Efficient parallel join in the hypercube multicomputer system /

Bibliographic Details
Main Author: Kim, Taeyoung
Other Authors: Friesen, Donald K. (degree committee member.), Lively, William M. (degree committee member.), Wortman, M. A. (degree committee member.)
Format: Thesis Book
Language:English
Published: 1994.
Subjects:
Online Access:Link to OAKTrust copy
Description
Abstract:Join is the most expensive operation in the relational database management system, and hence the parallelization of the join operation is of great importance in case of joining very large relations. In this work, we develop an efficient sort-merge join algorithm in a shared-nothing, hypercube multicomputer system by addressing two important issues in parallel join: even distribution of tuples and processing. Previous works on parallel sort-merge join do not distribute tuples evenly among processors due to the static partitioning scheme by using the DYOP (DYnamic and Order Preserving) file; worse, a large number of tuples has to be moved around due to the centralized communication scheme. Hence, due to load imbalance and message congestion at specific nodes, the performance of parallel join may degrade seriously, as the degree of skew increases and the sizes of the relations grow.

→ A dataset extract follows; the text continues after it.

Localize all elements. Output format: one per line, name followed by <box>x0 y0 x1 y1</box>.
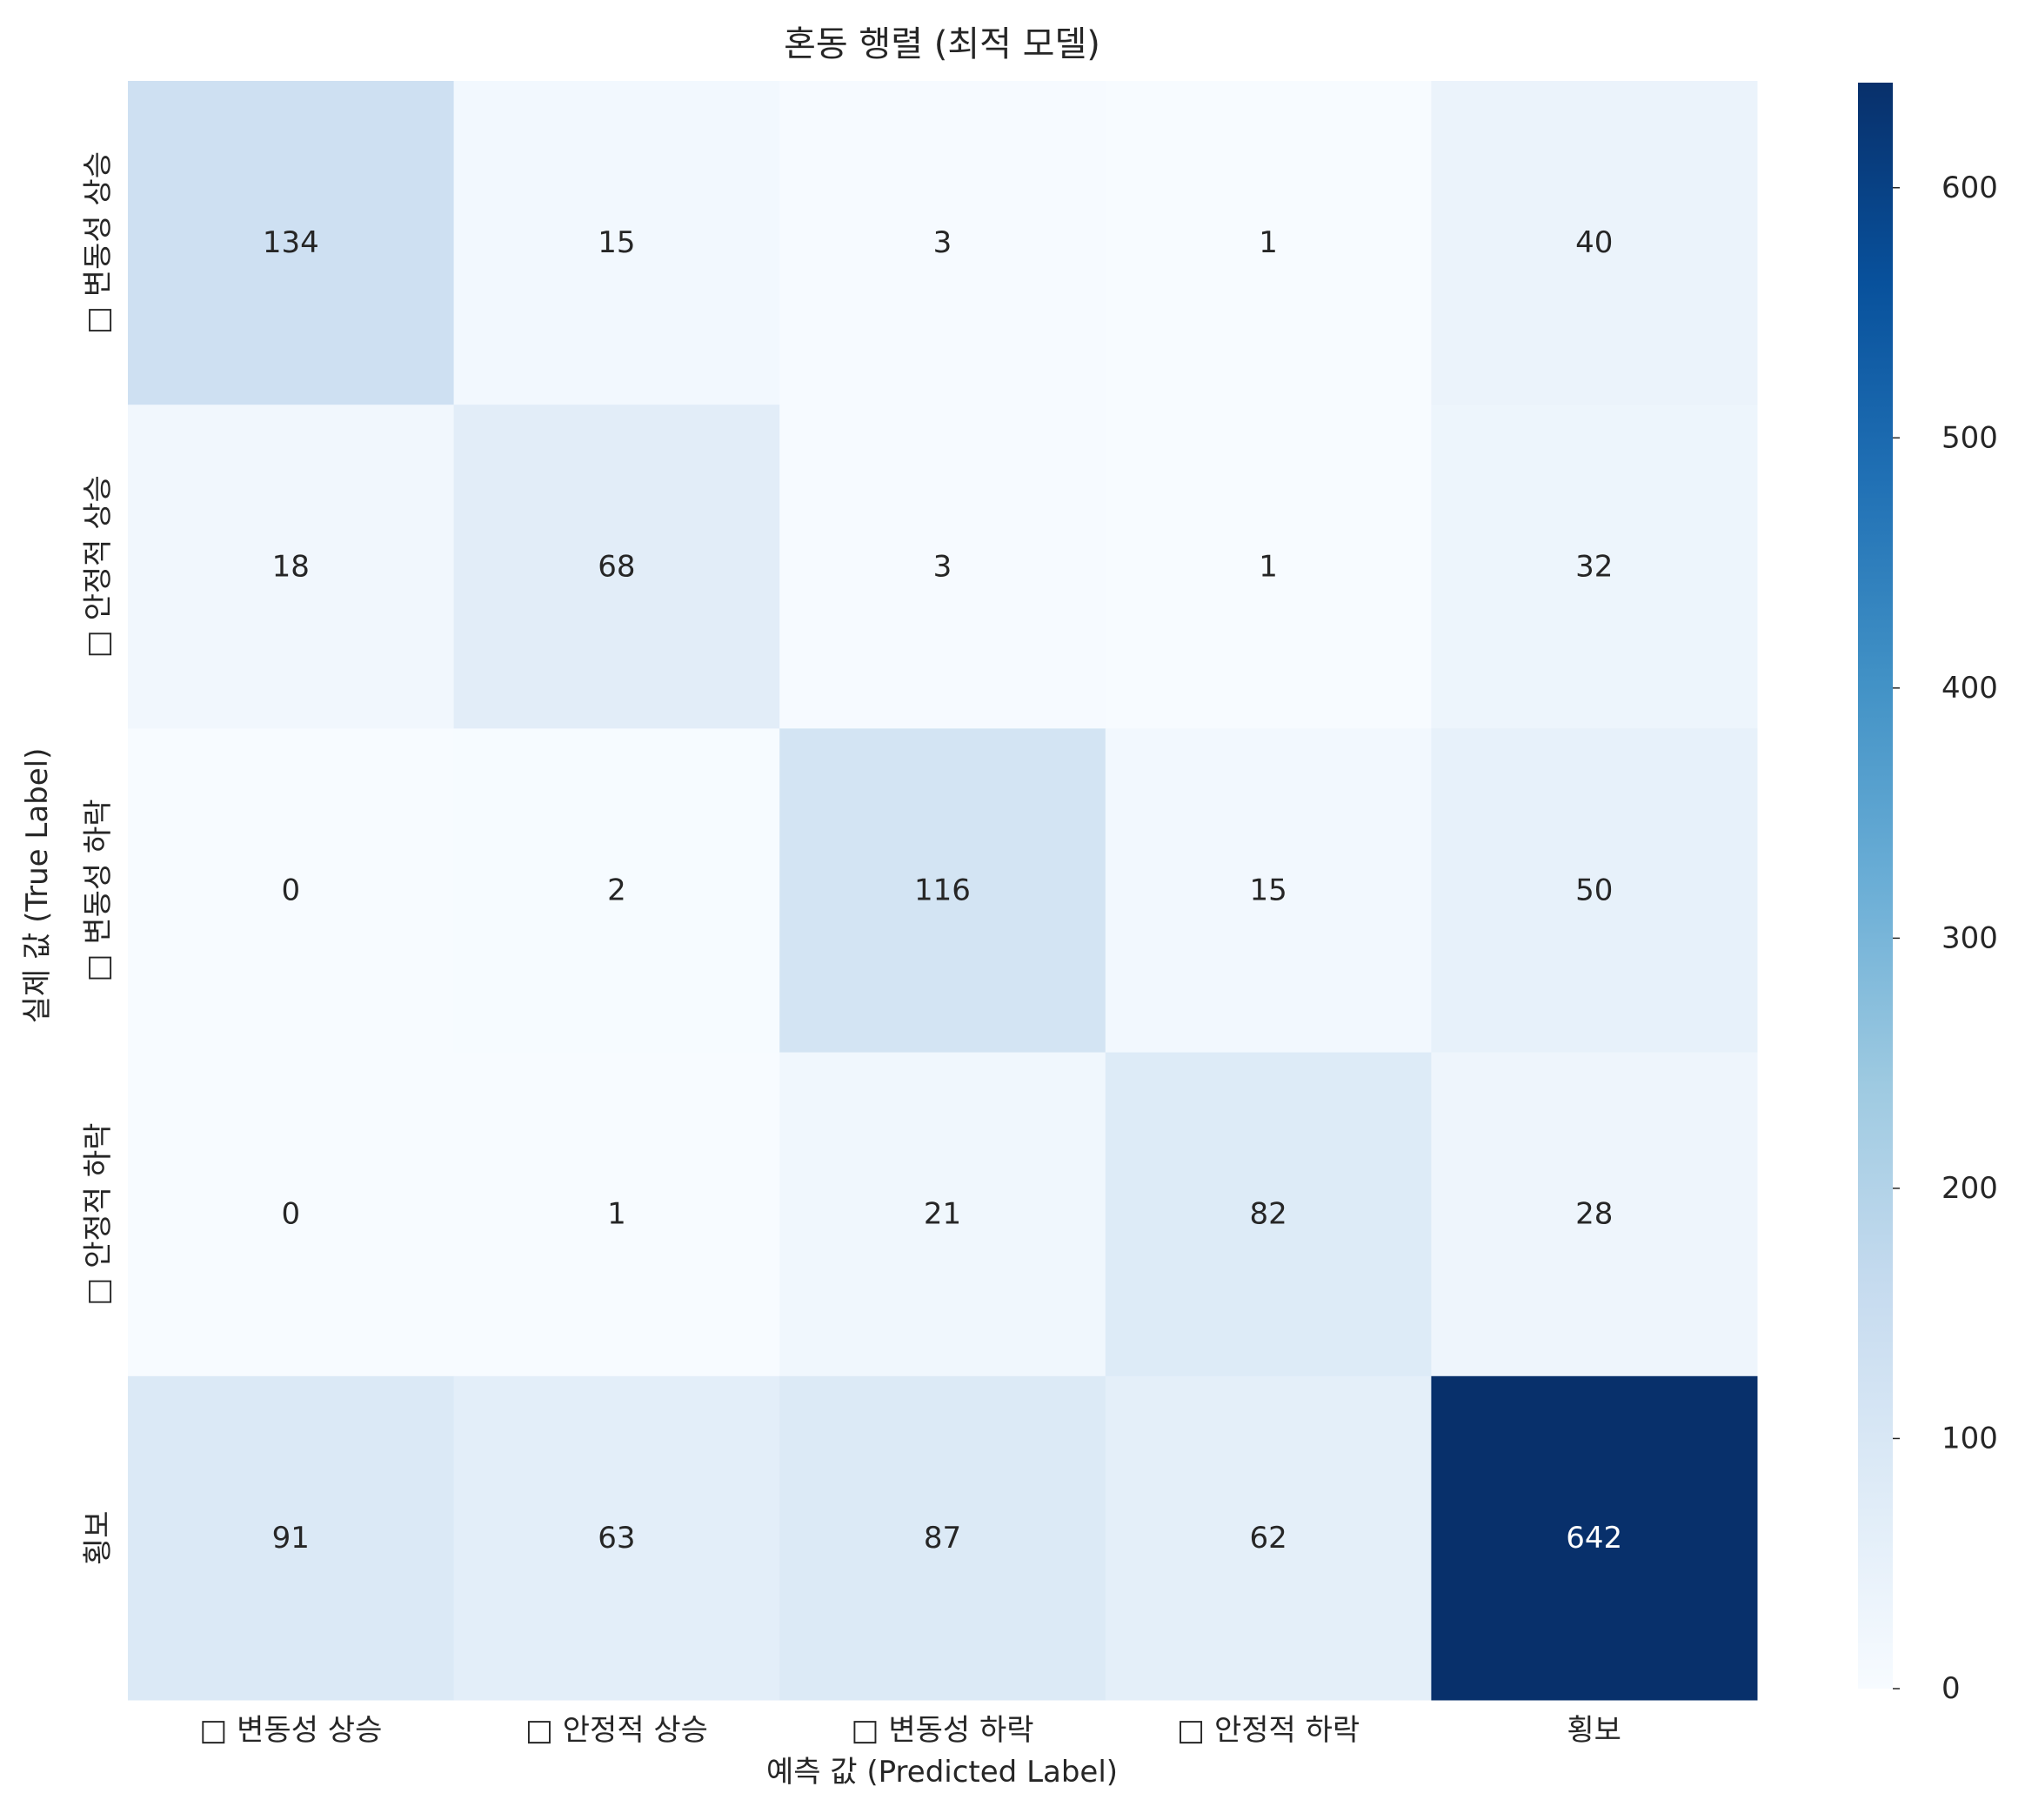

In our approach, we adopt a file structure called the grid file which enables us to dynamically partition a relation into a number of fragments, each of which has approximately the same number of tuples. In addition, communication between processors is done in a distributed manner fully exploiting the recursive structure of the hypercube interconnection network. Performance analysis shows that our algorithm is immune to data skew and attains lower join cost.
Item Description:Vita.
"Major subject: Computer Science."
Physical Description:xi, 105 leaves : illustrations ; 28 cm
Bibliography:Includes bibliographical references.